Can Bogotá Bus Rapid Transit system work in Manila?
MANILA, Philippines — With different traffic schemes being implemented and at least P3.5 billion a day in losses in traffic cost for the Philippines, the city of Bogotá in Colombia is suggesting its Bus Rapid Transit (BRT) as a transport system applicable to Manila.
Bogotá Mayor Enrique Peñalosa, who has visited the Philippines many times, considers the BRT as the only applicable transport system.
In a recent meeting with Philippine Ambassador to Brazil Marichu Mauro and Reps. Cesar Sarmiento and Edgar Mary Sarmiento, the chairperson and vice-chairperson of the transportation committee of the House of Representatives, respectively, Peñalosa said that installing a BRT system in Manila is long overdue.
“I believe that the Philippines cannot function without Manila and Manila cannot function without an efficient transport system,” Peñalosa said.
He was emphatic about how citizens lose many precious hours of potential productivity while stuck in traffic, which is the situation in Manila today.
The BRT is a bus-based public transport system that functions like a rail system with dedicated roads and lanes for buses. With this system, buses are more frequent and can transport more passengers quickly at a fraction of the cost that it takes to build and maintain rail systems.
“It’s very effective,” said Mauro, who was able to experience Bogotá’s BRT system first hand during the study-visit that the Philippine embassy in Brazil arranged for the lawmakers.
During the visit, the ambassador and the lawmakers rode the BRT and visited its main terminals, bus depots and control centers. The delegation also visited Consortio Express, the biggest of the seven operators under TransMilenio, the city-owned governing body that oversees the bus operators running on the network. The group toured the facility and witnessed the operations and its drivers’ training center.

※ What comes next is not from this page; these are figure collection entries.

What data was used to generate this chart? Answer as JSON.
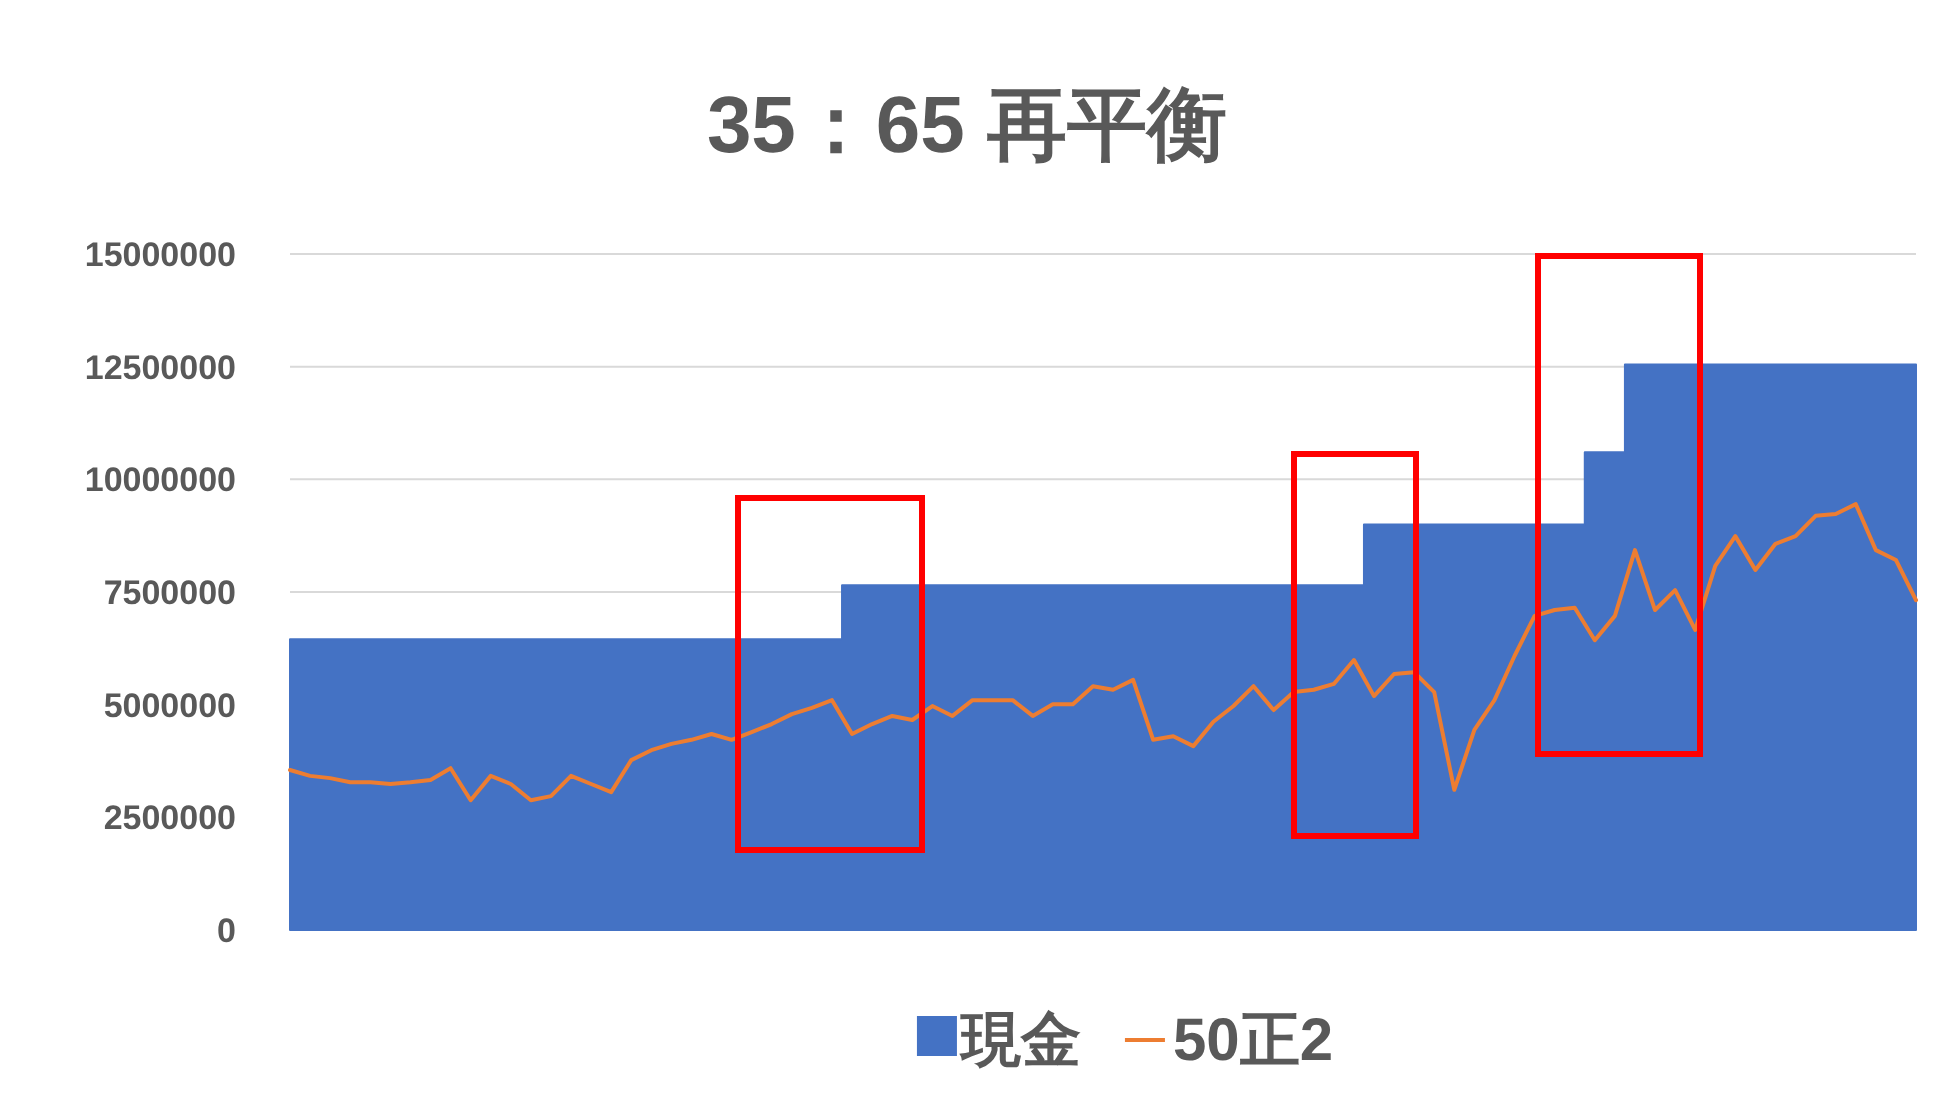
{
  "chart_data": {
    "type": "area",
    "title": "35：65 再平衡",
    "categories": [
      null,
      null,
      null,
      null,
      null,
      null,
      null,
      null,
      null,
      null,
      null,
      null,
      null,
      null,
      null,
      null,
      null,
      null,
      null,
      null,
      null,
      null,
      null,
      null,
      null,
      null,
      null,
      null,
      null,
      null,
      null,
      null,
      null,
      null,
      null,
      null,
      null,
      null,
      null,
      null,
      null,
      null,
      null,
      null,
      null,
      null,
      null,
      null,
      null,
      null,
      null,
      null,
      null,
      null,
      null,
      null,
      null,
      null,
      null,
      null,
      null,
      null,
      null,
      null,
      null,
      null,
      null,
      null,
      null,
      null,
      null,
      null,
      null,
      null,
      null,
      null,
      null,
      null,
      null,
      null,
      null,
      null
    ],
    "series": [
      {
        "name": "現金",
        "color": "#4472c4",
        "values": [
          6450000,
          6450000,
          6450000,
          6450000,
          6450000,
          6450000,
          6450000,
          6450000,
          6450000,
          6450000,
          6450000,
          6450000,
          6450000,
          6450000,
          6450000,
          6450000,
          6450000,
          6450000,
          6450000,
          6450000,
          6450000,
          6450000,
          6450000,
          6450000,
          6450000,
          6450000,
          6450000,
          6450000,
          7650000,
          7650000,
          7650000,
          7650000,
          7650000,
          7650000,
          7650000,
          7650000,
          7650000,
          7650000,
          7650000,
          7650000,
          7650000,
          7650000,
          7650000,
          7650000,
          7650000,
          7650000,
          7650000,
          7650000,
          7650000,
          7650000,
          7650000,
          7650000,
          7650000,
          7650000,
          9000000,
          9000000,
          9000000,
          9000000,
          9000000,
          9000000,
          9000000,
          9000000,
          9000000,
          9000000,
          9000000,
          10600000,
          10600000,
          12550000,
          12550000,
          12550000,
          12550000,
          12550000,
          12550000,
          12550000,
          12550000,
          12550000,
          12550000,
          12550000,
          12550000,
          12550000,
          12550000,
          12550000
        ]
      },
      {
        "name": "50正2",
        "type": "line",
        "color": "#ed7d31",
        "values": [
          3550000,
          3420000,
          3370000,
          3280000,
          3280000,
          3240000,
          3280000,
          3330000,
          3590000,
          2880000,
          3420000,
          3240000,
          2880000,
          2970000,
          3420000,
          3240000,
          3060000,
          3770000,
          3990000,
          4130000,
          4220000,
          4350000,
          4220000,
          4390000,
          4570000,
          4790000,
          4930000,
          5100000,
          4350000,
          4570000,
          4750000,
          4660000,
          4970000,
          4750000,
          5100000,
          5100000,
          5100000,
          4750000,
          5010000,
          5010000,
          5410000,
          5330000,
          5550000,
          4220000,
          4300000,
          4080000,
          4620000,
          4970000,
          5410000,
          4880000,
          5280000,
          5330000,
          5460000,
          5990000,
          5190000,
          5680000,
          5720000,
          5280000,
          3110000,
          4440000,
          5100000,
          6080000,
          6970000,
          7100000,
          7150000,
          6430000,
          6970000,
          8430000,
          7100000,
          7540000,
          6660000,
          8080000,
          8740000,
          7990000,
          8570000,
          8740000,
          9190000,
          9230000,
          9450000,
          8430000,
          8210000,
          7320000
        ]
      }
    ],
    "ylim": [
      0,
      15000000
    ],
    "yticks": [
      0,
      2500000,
      5000000,
      7500000,
      10000000,
      12500000,
      15000000
    ],
    "grid": "y",
    "legend": "bottom",
    "tick_labels": "y"
  }
}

Peñalosa emphasized that a strong political will is needed to execute such a project as it would involve reclaiming land to give priority to mass transport. National government support, especially financially, is also necessary in order to mount such a project.
The ambassador sees how this transport system could work in Manila, noting that Bogotá is like a sister city of Manila in many ways.
“The traffic situation is similar in Bogotá and Manila. The population, too, is almost similar. We have around 12 million inhabitants in Manila while in Bogota, there’s about 10 million. The size of streets, the environment is the same,” Mauro said.
Peñalosa was the proponent of the BRT system in Bogotá during his first term in 1998 to 2000. Since the implementation of the TransMilenio BRT system in 2000, traffic situation in the city has improved and 69 percent of the population is serviced.
Colombia is among the top Latin American countries with daily ridership of at least three million.
Traffic schemes, P2P buses, carpooling, yellow lane, and no window hours are being implemented by the Metropolitan Manila Development Authority on top of the number coding scheme, but the traffic situation in EDSA continues to get worse. The traffic also robs millions of Filipinos of time that could be spent in a more productive way.